Alas, it was always a wait.  

Mom was usually organizing her room or readying her Candy Stripers for another volunteer afternoon at Veteran's Hospital. Dad was invariably teaching students how to lay out the school newspaper—on linotype machines!—or helping develop pictures they'd taken with old Rolleiflex cameras. 

And they weren't the only busy bees; all around were teachers doing the extra stuff that kept the school buzzing long past the last bell had rung. 

It wasn't until years later that I came to appreciate that all that work was, plain and simple, about love—for the profession, for the students, and for their self-respect as African-Americans hailing from a segregated South. 

These days, I'm reminded—over and again through you—of the abiding love it still takes to make schools respectable havens for learning. Places kids want to be. It also takes courage—and if you need some convincing, look no further than our feature, "You Gotta Have Heart." There we profile three educators who not only love their profession, but embrace it with remarkable spirit, despite illnesses and disabilities that might have made others pack up and go home. 

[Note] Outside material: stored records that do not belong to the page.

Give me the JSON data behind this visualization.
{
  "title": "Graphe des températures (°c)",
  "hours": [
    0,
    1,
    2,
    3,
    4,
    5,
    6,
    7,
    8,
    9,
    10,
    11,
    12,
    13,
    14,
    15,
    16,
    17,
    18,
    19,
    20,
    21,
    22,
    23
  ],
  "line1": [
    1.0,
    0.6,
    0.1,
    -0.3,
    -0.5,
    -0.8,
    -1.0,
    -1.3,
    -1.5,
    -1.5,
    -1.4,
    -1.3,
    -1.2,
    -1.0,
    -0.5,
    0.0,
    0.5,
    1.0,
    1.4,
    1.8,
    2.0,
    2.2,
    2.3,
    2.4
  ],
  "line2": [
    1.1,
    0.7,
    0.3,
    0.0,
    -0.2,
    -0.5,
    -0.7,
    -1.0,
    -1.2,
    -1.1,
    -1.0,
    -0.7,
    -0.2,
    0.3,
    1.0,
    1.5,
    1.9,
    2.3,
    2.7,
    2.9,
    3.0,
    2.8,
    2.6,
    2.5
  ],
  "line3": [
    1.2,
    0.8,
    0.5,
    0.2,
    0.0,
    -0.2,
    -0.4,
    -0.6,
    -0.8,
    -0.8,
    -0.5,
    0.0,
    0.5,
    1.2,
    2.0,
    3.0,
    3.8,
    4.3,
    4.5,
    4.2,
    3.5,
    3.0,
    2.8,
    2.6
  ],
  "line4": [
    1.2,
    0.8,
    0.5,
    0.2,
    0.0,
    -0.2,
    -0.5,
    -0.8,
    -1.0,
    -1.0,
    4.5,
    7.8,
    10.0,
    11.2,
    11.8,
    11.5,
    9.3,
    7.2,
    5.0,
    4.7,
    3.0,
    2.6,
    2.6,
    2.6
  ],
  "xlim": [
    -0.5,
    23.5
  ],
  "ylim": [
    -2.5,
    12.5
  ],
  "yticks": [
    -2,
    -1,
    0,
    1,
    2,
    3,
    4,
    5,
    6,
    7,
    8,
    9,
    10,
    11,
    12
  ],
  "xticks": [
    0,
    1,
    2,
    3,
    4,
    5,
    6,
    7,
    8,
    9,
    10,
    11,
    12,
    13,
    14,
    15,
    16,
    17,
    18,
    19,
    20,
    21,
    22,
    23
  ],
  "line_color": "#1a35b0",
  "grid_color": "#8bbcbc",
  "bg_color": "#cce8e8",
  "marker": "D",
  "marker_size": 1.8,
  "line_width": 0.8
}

Throughout this issue, in fact, we turn a spotlight on educators who every day show their love for students and public schools—from paraeducator Barbara Salazar, who keeps the train running in the special ed class she assists, to the many teachers and librarians who work feverishly to spark student interest in that waning American pastime, reading. 

For them, and for you, we open our hearts and say thanks. May February bring you a bounty of Valentines and many sweet stories of success. Just don't forget to share them with us. We're standing by.